Highpass super as high as possible?

I've made lots of interesting tweeter measurements.  I can get incredibly steep cutoff simply by moving the crossover cutoff to 20kHz.  Loss of volume at the acoustic crossover point is minimal, actually just a 2-3dB.  So just boost the level even more.  This suggests a rule for supertweeters, at least mine.  Highpass supertweeter as high as possible then adjust amplitude up to compensate.  The high efficiency "universal" supertweeter seems to be designed like this anyway, though simply for universality, not to optimize cutoff steepness.

The apparent increased highpass steepness at 20kHz crossover could be some combination of tweeter passband inaccuracy, room response, reflections, and, the thing I was obsessing over recently, the supertweeter's own crossover.  It makes sense that to make the Behringer highpass interact as little as possible with the Elac's built-in crossover by moving the Behringer as high as possible.  However, what one wants is correct operation, not necessarily minimal interaction.  But somehow the minimal interaction seems to work out give desired or at least desirable results, which can simply be compensating by raising the level.  (Or lowering the level of the other drivers.)

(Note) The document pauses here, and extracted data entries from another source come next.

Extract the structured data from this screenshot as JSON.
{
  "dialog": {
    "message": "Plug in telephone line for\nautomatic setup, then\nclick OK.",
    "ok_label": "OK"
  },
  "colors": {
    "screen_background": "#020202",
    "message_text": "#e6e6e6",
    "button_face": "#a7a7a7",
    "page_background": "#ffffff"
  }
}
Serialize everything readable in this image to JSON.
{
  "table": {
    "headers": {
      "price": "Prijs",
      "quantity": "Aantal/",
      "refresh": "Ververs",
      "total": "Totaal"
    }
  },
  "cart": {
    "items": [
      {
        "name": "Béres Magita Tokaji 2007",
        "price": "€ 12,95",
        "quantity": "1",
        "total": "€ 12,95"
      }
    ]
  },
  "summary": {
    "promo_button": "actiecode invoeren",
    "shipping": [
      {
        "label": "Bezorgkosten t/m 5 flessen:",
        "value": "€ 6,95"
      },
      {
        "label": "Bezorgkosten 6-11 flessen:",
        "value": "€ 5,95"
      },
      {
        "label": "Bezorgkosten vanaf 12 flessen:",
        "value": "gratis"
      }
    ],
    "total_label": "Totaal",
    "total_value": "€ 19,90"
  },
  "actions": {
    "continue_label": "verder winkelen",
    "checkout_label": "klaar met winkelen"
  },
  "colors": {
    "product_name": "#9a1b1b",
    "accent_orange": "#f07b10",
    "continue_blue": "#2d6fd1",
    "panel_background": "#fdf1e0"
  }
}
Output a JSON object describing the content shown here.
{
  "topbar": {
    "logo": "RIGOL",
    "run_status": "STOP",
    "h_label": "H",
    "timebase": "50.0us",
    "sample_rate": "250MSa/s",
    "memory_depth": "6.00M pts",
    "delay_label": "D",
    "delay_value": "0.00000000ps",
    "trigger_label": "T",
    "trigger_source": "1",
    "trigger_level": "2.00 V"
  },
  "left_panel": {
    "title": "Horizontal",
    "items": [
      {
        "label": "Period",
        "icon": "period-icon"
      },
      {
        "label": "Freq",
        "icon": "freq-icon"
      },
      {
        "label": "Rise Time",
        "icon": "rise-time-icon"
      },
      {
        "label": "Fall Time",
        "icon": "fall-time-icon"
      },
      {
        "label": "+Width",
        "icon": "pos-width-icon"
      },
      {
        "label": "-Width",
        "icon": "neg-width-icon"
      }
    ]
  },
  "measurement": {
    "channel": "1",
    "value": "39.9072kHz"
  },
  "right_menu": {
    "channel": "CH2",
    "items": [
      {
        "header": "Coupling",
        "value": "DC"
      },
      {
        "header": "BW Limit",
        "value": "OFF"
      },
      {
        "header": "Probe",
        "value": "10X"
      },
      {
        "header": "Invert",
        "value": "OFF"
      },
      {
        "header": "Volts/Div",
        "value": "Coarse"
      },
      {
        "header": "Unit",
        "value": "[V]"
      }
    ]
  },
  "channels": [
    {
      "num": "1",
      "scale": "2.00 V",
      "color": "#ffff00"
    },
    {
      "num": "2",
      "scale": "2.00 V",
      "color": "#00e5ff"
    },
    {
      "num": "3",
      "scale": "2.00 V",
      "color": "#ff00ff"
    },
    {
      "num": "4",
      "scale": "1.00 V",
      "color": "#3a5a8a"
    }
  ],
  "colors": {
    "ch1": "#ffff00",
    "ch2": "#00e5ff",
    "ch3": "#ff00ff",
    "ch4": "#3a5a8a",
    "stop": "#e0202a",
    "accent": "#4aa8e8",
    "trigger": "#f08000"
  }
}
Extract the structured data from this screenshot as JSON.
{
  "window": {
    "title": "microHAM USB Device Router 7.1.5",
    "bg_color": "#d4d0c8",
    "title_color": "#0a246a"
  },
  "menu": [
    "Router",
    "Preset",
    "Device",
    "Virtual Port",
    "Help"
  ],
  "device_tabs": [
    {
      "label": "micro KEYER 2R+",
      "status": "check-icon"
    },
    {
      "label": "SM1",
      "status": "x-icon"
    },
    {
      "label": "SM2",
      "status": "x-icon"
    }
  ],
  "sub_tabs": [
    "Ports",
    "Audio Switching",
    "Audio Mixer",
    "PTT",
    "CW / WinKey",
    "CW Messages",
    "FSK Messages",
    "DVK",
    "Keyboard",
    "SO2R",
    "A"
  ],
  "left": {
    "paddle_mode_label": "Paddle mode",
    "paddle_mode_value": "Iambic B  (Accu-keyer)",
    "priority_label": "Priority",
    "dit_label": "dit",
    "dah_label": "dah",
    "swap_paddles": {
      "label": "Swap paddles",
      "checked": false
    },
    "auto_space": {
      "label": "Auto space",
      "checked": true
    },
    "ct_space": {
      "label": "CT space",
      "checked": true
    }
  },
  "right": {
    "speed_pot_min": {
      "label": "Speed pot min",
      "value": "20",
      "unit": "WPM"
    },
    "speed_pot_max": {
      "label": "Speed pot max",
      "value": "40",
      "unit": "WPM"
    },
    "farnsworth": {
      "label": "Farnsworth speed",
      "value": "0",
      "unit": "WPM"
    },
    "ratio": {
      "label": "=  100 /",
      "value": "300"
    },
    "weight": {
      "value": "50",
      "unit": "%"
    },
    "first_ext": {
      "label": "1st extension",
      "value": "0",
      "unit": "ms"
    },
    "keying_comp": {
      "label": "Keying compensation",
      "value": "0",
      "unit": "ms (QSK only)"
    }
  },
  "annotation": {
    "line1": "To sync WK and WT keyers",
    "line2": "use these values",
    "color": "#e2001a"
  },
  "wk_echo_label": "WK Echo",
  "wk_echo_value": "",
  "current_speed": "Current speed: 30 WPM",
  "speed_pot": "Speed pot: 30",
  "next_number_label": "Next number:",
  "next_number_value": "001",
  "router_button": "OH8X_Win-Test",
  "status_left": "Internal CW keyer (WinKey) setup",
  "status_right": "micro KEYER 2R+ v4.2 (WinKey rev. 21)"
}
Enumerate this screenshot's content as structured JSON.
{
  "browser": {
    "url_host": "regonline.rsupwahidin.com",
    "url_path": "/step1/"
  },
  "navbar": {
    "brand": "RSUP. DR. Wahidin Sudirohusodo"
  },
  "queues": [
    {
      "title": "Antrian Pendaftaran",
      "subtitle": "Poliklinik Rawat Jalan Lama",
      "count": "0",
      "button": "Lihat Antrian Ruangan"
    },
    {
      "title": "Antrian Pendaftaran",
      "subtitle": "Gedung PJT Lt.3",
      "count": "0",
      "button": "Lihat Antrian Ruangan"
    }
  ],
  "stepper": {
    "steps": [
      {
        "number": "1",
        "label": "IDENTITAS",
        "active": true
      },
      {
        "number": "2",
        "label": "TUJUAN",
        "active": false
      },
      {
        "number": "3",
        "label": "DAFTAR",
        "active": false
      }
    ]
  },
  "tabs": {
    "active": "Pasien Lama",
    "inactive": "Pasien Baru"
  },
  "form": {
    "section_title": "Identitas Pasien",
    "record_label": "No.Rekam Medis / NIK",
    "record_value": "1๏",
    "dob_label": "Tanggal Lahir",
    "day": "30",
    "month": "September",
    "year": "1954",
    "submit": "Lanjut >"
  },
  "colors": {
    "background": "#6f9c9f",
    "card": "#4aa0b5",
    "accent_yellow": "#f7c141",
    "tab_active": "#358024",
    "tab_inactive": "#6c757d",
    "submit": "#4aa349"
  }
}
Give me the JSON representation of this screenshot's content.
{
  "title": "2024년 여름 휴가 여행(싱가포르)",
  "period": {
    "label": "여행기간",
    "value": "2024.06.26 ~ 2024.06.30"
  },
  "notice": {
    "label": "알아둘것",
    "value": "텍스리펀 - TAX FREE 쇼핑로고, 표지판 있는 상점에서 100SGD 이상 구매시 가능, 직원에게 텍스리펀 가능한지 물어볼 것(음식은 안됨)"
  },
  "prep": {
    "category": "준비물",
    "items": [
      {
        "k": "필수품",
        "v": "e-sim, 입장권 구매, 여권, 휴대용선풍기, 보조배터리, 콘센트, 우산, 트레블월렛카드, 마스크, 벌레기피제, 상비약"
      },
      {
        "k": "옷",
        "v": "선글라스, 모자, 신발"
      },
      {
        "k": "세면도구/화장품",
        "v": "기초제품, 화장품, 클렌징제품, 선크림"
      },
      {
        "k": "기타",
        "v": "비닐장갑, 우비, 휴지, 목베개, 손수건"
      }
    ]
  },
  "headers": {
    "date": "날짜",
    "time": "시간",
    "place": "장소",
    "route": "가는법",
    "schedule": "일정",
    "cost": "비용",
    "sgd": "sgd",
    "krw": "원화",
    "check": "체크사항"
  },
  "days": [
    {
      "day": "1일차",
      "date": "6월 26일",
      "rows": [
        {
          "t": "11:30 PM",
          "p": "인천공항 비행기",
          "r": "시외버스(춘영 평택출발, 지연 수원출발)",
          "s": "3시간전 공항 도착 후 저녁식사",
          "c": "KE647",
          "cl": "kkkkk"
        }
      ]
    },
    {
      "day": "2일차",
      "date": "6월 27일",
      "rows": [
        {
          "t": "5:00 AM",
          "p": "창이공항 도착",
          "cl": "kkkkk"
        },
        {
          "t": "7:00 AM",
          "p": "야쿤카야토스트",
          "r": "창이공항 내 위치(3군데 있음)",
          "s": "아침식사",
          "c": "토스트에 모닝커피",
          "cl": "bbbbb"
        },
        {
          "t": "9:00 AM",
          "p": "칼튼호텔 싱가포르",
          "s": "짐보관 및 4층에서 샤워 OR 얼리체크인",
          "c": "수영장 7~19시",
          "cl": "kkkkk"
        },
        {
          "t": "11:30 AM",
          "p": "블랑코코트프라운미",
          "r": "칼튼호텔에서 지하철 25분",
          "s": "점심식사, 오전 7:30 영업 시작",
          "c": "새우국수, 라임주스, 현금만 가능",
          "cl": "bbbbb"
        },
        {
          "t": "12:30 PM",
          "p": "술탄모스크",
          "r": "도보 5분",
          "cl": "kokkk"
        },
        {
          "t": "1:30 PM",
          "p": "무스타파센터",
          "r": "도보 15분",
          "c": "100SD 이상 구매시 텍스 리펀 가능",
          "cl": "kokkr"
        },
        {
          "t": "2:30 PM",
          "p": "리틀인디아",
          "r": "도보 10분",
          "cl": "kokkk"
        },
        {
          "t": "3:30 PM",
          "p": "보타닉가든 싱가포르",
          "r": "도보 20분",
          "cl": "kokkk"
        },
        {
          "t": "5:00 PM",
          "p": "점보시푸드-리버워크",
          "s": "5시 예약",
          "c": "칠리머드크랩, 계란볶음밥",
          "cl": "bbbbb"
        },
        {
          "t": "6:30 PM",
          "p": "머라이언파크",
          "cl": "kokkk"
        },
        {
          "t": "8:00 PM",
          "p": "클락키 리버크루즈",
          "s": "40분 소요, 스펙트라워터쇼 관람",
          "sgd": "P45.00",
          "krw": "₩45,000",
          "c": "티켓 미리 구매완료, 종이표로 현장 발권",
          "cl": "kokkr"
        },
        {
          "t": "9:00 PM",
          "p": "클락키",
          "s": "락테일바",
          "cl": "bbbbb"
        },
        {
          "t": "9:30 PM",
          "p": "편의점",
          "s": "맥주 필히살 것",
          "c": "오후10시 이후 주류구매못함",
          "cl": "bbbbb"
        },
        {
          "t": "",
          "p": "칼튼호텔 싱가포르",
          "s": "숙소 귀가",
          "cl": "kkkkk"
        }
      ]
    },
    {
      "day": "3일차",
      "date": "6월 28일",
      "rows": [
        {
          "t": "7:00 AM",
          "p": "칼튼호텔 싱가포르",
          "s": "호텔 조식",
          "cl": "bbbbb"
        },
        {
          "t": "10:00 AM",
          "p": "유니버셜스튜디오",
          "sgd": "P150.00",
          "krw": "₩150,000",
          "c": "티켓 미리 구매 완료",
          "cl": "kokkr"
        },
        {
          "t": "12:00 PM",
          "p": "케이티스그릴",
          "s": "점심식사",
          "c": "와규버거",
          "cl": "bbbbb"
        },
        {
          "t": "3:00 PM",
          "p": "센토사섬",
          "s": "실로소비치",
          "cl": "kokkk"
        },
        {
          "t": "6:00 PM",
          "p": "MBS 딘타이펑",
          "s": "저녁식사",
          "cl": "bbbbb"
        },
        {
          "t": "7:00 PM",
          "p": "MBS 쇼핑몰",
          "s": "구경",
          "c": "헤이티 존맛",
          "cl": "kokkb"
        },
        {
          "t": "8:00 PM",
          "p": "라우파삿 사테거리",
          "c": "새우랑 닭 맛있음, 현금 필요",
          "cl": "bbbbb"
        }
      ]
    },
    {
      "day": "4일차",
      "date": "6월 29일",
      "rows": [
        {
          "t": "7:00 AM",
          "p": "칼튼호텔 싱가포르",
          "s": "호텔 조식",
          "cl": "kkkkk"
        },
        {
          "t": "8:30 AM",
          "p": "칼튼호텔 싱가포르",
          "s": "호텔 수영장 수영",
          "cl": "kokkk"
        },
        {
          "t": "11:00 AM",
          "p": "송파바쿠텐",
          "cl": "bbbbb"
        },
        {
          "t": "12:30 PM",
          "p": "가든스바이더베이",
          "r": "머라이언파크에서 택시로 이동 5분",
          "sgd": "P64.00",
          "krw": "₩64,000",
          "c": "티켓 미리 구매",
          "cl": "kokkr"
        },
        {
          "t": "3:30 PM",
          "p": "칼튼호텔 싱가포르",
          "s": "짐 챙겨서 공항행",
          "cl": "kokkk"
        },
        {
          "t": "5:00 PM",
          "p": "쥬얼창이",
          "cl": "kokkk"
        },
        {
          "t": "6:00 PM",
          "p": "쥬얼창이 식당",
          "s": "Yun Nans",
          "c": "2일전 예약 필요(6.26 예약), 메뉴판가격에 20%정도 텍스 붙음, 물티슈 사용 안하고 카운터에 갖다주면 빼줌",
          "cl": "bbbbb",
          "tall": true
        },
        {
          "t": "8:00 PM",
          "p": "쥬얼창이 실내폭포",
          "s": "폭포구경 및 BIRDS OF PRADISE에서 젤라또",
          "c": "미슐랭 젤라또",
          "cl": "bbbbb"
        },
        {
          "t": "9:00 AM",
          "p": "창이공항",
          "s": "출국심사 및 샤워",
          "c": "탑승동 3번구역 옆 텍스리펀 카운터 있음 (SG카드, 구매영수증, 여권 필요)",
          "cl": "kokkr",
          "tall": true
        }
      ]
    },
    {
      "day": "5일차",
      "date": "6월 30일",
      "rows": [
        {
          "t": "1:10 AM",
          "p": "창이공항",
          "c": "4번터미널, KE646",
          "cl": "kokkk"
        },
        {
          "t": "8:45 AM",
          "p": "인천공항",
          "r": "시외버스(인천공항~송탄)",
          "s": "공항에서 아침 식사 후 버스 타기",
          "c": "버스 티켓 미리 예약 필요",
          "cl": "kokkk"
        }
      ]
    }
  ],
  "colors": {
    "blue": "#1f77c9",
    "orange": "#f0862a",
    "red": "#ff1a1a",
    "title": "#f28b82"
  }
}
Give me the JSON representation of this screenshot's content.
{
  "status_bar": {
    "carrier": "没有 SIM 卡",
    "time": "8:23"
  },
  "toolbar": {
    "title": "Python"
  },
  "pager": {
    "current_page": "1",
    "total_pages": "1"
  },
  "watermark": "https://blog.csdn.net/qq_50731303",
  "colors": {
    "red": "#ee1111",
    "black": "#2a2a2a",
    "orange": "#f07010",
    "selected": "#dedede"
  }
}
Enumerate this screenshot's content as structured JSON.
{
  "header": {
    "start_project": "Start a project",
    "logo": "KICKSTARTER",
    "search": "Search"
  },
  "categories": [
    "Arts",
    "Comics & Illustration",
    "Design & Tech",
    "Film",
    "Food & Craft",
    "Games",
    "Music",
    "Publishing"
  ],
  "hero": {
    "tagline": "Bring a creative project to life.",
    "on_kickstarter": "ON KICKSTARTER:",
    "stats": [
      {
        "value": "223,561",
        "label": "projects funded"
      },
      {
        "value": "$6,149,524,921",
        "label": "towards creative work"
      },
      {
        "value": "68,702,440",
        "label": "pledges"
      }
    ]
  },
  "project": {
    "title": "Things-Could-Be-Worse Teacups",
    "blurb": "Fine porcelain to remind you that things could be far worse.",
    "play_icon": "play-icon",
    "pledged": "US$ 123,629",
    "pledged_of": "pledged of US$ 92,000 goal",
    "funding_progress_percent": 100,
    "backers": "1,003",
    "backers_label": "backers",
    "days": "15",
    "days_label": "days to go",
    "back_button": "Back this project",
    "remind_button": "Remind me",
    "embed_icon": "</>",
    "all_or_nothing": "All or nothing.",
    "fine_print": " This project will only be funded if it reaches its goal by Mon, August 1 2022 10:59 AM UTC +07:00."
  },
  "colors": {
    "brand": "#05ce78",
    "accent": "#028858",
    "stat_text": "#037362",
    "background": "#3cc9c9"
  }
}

Oh, yes, and it could also be measurement error.  I haven't been showing the impulse response, because it looks terrible.  My purist friends should be shouting "told you so".  The Acoustats by themselves have a very nice impulse.  The supertweeter, right now, is simply messing that up badly.  Which then brought to my rationalizing mind the question, what does the perfect Tact response look like?